Royal Dutch Shell cut its dividend for the first time since World War Two on Thursday as the energy company retrenched in the face of an unprecedented drop in oil demand due to the coronavirus pandemic.
Shell also suspended the next tranche of its share buyback program and said it was reducing oil and gas output by nearly a quarter after its net profit almost halved in the first three months of 2020.
Given the risk of a prolonged period of economic uncertainty, weaker commodity prices, higher volatility and uncertain demand outlook, the Board believes that maintaining the current level of shareholder distributions is not prudent, Shell Chairman Chad Holliday said.
For years, Shell has taken pride in having never cut its dividend since the 1940s, resisting such a move even during the deep downturns of the 1980s.
Shell is the first of the five so-called Oil Majors to cut its dividend because of the fallout from the coronavirus crisis. BP and Exxon Mobil have said they will maintain their first quarter dividends while Total and Chevron have yet to report first-quarter results.
Shell said it would reduce its quarterly dividend to 16 cents per share from 47 cents for the last three months of 2019. The dividend cut also comes after Shell this month laid out the oil and gas sector's most extensive strategy yet to reduce greenhouse gas emissions to net zero by 2050.

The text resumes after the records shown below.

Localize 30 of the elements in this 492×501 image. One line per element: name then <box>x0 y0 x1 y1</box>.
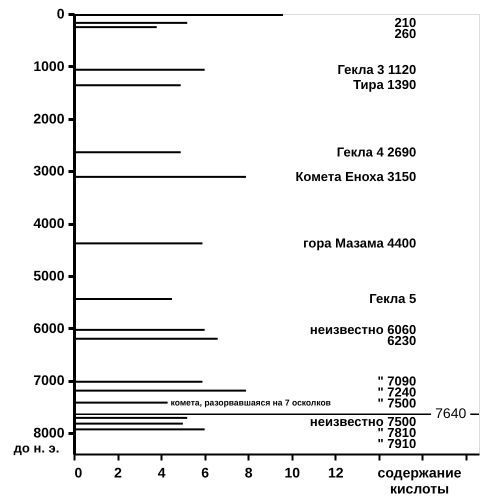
y-tick-label: 1000 <box>33 58 65 74</box>
annotation: неизвестно 6060 <box>310 322 416 337</box>
annotation: комета, разорвавшаяся на 7 осколков <box>170 398 331 408</box>
annotation: 210 <box>394 14 416 30</box>
x-tick-label: 8 <box>244 464 253 480</box>
annotation: Комета Еноха 3150 <box>295 168 416 184</box>
y-tick-label: 5000 <box>33 267 65 284</box>
x-tick-label: 10 <box>284 464 300 480</box>
y-tick-label: 6000 <box>33 320 65 336</box>
x-tick-label: 2 <box>114 464 122 480</box>
ref-line-label: 7640 <box>435 405 466 422</box>
y-tick-label: 2000 <box>33 110 65 126</box>
y-tick-label: 7000 <box>33 372 65 388</box>
annotation: Гекла 3 1120 <box>337 62 416 77</box>
x-axis-title: содержание кислоты <box>378 464 462 496</box>
x-tick-label: 12 <box>328 464 344 480</box>
annotation: " 7500 <box>378 396 416 411</box>
y-axis-title: до н. э. <box>14 440 60 456</box>
annotation: гора Мазама 4400 <box>303 235 416 250</box>
y-tick-label: 8000 <box>33 424 65 441</box>
annotation: Гекла 5 <box>369 290 416 306</box>
annotation: Гекла 4 2690 <box>336 144 416 160</box>
y-tick-label: 0 <box>56 6 65 22</box>
x-tick-label: 4 <box>158 464 166 480</box>
y-tick-label: 4000 <box>33 215 65 232</box>
x-tick-label: 0 <box>74 464 82 480</box>
annotation: " 7910 <box>378 436 416 452</box>
y-tick-label: 3000 <box>33 162 65 179</box>
x-tick-label: 6 <box>201 464 210 480</box>
annotation: Тира 1390 <box>353 77 416 92</box>
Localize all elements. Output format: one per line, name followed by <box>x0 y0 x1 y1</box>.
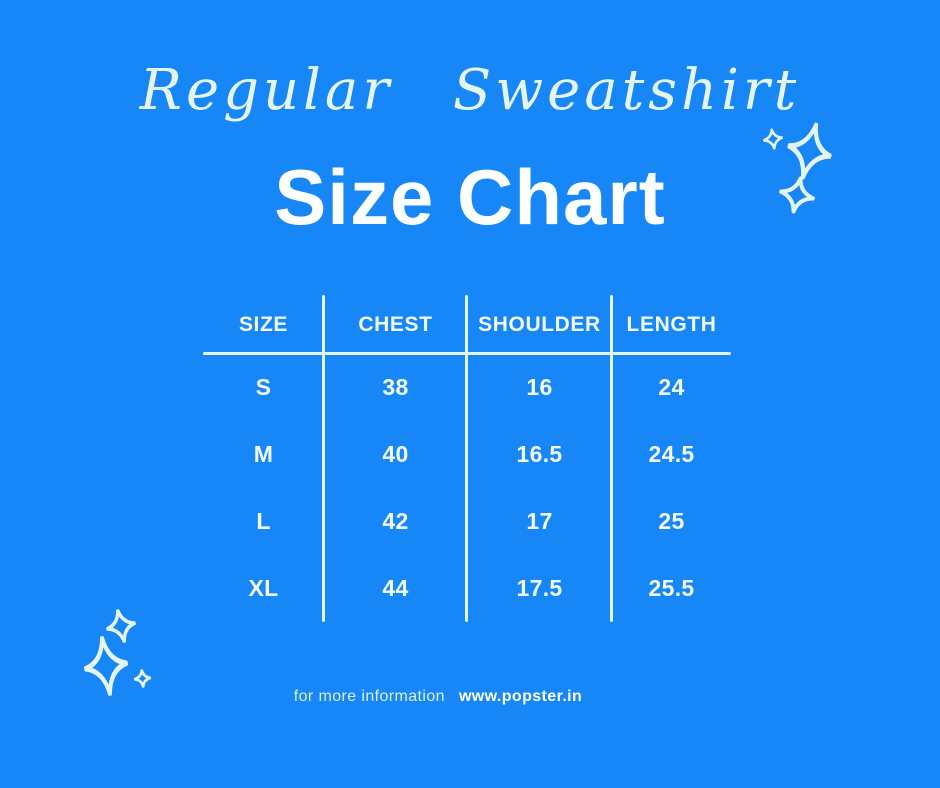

Shell paid about US$15 billion in dividends last year making it the world's biggest payer of dividends after Saudi Arabia's national oil company Saudi Aramco.
Following years of deep cost cuts after its acquisition of BG Group for US$53 billion in 2016, Shell had previously planned to boost payouts to investors through dividends and share buybacks to US$125 billion between 2021 and 2025.
Outside the Oil Majors, Norway's Equinor became the first large oil company to cut its dividend in response to the current downturn, reducing its first-quarter payout last week by two-thirds.
Shell said it expected to cut production of oil and gas in the second quarter to between 1.75 million and 2.25 million barrels of oil equivalent per day (boed) from 2.7 million boed in the first quarter. The company revealed it cut activity at its refining business by up to 40 per cent in response to the demand shock.